HONG KONG: Asian markets edged lower on Friday as concerns over economic growth and virus outbreaks weighed on sentiment and risk aversion set in following dovish comments from the Federal Reserve chief.
Fed Chair Jay Powell reiterated the central bank’s plan to maintain stimulus initiatives until the economy fully recovers while Treasury Secretary Janet Yellen warned that inflation would remain elevated for months to come, reports AFP.“I think we will have several more months of rapid inflation, so I’m not saying that this is a one-month phenomenon,” Yellen said during an interview on CNBC after US markets closed.
However she predicted price increases would reach “normal levels” over the medium term.
Wall Street ended mixed, with the Dow closing marginally higher while the other two major indexes retreated.
“US stocks tumbled after a second day of Fed Chair Powell’s dovish testimony didn’t provide any fresh catalysts to buy risky assets,” said OANDA’s Edward Moya.
“Risk aversion is firmly in place, possibly because the earnings bar may have been set too high for the banks and because the reopening trade can’t get its groove back. It didn’t help having China’s economic growth reading overnight come in below expectations,” Moya added.
Asian markets were mostly lower, with Tokyo closing down one percent with investors cautious over expanding Covid-19 infections and as the Bank of Japan trimmed its GDP growth forecast for the current fiscal year.“Investors are worried about a spike in infection cases in Tokyo ahead of the Olympics,” Shinichi Yamamoto, a broker at Okasan Securities, told AFP.
Hong Kong ended flat as late profit-taking wiped out earlier gains ahead of an advisory from US President Joe Biden expected later Friday warning firms over doing business in the city as Beijing tightens its grip.
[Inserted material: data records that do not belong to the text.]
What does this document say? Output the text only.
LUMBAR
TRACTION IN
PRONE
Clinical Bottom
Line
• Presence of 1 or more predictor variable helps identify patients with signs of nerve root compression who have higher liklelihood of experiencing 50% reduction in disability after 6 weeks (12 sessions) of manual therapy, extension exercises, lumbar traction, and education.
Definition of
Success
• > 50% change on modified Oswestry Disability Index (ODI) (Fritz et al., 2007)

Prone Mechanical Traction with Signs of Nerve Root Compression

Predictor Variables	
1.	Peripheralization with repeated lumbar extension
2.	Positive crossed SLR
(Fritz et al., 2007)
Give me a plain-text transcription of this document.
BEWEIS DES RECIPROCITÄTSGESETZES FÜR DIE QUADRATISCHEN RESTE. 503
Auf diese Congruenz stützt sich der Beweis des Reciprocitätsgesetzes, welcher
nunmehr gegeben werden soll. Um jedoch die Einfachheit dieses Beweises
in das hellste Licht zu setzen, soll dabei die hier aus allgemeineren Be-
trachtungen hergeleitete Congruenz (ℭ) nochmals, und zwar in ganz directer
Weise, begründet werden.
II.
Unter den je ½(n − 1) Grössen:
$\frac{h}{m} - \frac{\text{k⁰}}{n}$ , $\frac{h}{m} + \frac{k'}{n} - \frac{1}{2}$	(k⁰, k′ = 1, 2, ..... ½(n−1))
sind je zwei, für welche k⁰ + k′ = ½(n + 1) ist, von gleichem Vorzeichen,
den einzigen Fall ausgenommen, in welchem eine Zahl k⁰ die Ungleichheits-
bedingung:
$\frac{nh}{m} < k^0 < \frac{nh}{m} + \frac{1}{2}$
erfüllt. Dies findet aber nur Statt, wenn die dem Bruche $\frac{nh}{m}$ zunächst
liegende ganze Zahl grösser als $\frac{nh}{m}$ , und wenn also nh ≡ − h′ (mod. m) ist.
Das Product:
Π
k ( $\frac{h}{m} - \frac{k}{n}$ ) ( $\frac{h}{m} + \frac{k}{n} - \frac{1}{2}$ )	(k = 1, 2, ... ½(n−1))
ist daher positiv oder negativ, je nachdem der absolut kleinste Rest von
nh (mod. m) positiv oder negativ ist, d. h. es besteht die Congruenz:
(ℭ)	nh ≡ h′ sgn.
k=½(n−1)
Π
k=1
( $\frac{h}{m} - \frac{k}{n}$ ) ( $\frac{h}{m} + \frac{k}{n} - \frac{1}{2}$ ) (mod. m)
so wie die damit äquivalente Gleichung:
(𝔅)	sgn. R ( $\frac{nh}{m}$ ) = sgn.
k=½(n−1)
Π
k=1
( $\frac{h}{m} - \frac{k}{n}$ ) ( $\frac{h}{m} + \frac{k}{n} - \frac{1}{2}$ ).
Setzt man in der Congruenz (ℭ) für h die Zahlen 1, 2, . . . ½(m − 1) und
“The situation in Hong Kong is deteriorating. And the Chinese government is not keeping its commitment that it made how it would deal with Hong Kong,” Biden said Thursday at a press conference with visiting German Chancellor Angela Merkel, signalling no imminent improvement in Sino-US relations.
Shanghai closed 0.7 percent lower while Seoul, Taipei, Kuala Lumpur and Bangkok also retreated. Wellington was flat while Sydney, Singapore, and Jakarta ticked higher.
European stocks opened higher, with London up 0.5 percent as markets shrugged off Asian losses and virus concerns.
Investors were also awaiting US retail sales for June due later in the day for the latest indication on the state of the economic recovery.
“While the US is doing well on the vaccine rollout plans and the reopening of the economy, with theme and holiday parks also reopening, the rise in cases that we are now seeing appears to be feeding into an overriding feeling of caution around consumer spending patterns which appears to be tempering retail sales,” said Michael Hewson, chief market analyst at CMC Markets UK.